We connect the study of pseudodeterministic algorithms to two major open problems about the structural complexity of $BPTIME$: proving hierarchy theorems and showing the existence of complete problems. Our main contributions can be summarised as follows.

1. A new pseudorandom generator and its consequences: We build on techniques developed to prove hierarchy theorems for probabilistic time with advice (Fortnow and Santhanam, FOCS 2004) to construct the first unconditional pseudorandom generator of polynomial stretch computable in pseudodeterministic polynomial time (with one bit of advice) that is secure infinitely often against polynomial-time computations. As an application of this construction, we obtain new results about the complexity of generating and representing prime numbers. For instance, we show unconditionally for each $\varepsilon > 0$ that infinitely many primes $p_n$ have a succinct representation in the following sense: there is a fixed probabilistic polynomial time algorithm that generates $p_n$ with high probability from its succinct representation of size $O(|p_n|^{\varepsilon})$. This offers an exponential improvement over the running time of previous results, and shows that infinitely many primes have succinct and efficient representations.

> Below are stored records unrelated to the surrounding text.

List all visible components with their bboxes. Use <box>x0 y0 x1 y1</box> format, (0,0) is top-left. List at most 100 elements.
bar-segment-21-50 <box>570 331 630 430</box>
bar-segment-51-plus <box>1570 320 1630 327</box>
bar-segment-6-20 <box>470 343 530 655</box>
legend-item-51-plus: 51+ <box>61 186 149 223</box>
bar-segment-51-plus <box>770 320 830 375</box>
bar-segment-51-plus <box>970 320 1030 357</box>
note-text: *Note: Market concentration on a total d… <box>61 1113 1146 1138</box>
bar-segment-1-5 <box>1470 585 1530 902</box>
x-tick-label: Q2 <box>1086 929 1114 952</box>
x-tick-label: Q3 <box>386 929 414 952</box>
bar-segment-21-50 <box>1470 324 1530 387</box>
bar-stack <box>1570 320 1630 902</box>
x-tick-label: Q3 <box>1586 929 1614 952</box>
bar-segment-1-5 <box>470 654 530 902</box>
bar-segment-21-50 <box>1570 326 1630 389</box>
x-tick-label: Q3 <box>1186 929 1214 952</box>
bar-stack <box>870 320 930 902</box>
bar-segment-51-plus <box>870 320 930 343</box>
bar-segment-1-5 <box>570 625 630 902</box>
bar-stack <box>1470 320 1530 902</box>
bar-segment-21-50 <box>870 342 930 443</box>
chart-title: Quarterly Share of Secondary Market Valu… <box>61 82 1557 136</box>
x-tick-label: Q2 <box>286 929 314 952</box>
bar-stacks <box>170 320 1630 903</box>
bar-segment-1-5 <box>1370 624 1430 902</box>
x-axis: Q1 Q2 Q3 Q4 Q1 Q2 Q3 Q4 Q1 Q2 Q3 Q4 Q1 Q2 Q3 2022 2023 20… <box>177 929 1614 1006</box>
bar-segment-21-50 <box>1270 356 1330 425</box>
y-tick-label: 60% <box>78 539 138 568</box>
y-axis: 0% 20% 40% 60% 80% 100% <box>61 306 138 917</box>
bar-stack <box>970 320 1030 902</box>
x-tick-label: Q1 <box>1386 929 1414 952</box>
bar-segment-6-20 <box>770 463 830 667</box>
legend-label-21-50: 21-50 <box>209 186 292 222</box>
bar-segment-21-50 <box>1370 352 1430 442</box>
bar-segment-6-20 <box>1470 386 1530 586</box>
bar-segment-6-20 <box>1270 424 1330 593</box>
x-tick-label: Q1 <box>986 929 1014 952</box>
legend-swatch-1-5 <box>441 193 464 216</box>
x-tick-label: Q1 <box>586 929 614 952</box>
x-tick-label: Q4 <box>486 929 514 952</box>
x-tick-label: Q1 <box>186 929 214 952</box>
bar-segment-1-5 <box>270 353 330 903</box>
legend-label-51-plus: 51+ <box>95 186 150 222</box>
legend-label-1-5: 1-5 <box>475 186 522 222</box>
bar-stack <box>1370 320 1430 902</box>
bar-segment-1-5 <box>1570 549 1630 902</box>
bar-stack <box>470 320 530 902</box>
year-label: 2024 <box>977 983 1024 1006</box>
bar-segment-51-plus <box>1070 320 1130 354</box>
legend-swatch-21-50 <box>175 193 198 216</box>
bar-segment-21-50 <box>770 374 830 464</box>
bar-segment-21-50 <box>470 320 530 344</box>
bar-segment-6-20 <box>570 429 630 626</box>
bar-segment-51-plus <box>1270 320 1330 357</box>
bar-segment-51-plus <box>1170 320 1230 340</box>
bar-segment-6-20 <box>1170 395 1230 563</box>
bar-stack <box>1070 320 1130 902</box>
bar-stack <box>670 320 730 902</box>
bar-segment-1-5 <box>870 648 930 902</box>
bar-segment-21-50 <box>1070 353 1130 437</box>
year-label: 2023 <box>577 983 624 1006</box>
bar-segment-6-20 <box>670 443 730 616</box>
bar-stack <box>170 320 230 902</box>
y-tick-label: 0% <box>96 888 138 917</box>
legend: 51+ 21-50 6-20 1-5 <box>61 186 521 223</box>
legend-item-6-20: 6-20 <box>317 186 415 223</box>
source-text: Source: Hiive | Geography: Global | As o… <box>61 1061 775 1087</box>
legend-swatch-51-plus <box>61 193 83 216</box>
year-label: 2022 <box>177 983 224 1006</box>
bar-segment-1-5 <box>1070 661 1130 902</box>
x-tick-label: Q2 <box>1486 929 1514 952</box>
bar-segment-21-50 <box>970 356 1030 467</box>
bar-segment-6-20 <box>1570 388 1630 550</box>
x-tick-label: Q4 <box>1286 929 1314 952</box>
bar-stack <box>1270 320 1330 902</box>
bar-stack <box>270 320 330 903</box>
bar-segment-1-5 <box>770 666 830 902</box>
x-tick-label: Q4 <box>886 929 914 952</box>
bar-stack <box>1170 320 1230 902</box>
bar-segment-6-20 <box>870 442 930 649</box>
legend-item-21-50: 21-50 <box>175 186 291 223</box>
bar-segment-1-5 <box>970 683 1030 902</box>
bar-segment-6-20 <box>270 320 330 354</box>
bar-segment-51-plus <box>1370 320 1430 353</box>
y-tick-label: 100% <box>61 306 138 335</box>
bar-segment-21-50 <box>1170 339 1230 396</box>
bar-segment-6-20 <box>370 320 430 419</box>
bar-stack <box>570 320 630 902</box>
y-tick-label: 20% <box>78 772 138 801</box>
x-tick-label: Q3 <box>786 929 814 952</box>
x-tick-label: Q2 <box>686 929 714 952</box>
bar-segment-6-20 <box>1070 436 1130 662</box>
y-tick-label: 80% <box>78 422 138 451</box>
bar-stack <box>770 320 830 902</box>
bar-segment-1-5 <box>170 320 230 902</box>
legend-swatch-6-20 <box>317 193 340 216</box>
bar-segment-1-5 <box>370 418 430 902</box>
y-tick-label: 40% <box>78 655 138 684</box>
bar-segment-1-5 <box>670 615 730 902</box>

2. Structural results for probabilistic time from pseudodeterministic algorithms: Oliveira and Santhanam (STOC 2017) established unconditionally that there is a pseudodeterministic algorithm for the Circuit Acceptance Probability Problem ($CAPP$) that runs in sub-exponential time and is correct with high probability over any samplable distribution on circuits on infinitely many input lengths. We show that improving this running time or obtaining a result that holds for every large input length would imply new time hierarchy theorems for probabilistic time. In addition, we prove that a worst-case polynomial-time pseudodeterministic algorithm for $CAPP$ would imply that $BPP$ has complete problems.

3. Equivalence between pseudodeterministic constructions and hierarchies: We establish an equivalence between a certain explicit pseudodeterministic construction problem and the existence of strong hierarchy theorems for probabilistic time. More precisely, we show that pseudodeterministically constructing in exponential time strings of large $rKt$ complexity (Oliveira, ICALP 2019) is possible if and only if for every constructive function $T(n) \leq \exp(o(\exp(n)))$ we have $BPTIME[poly(T)] \not\subseteq i.o.BPTIME[T]/\log T$.

More generally, these results suggest new approaches for designing pseudodeterministic algorithms for search problems and for unveiling the structure of probabilistic time.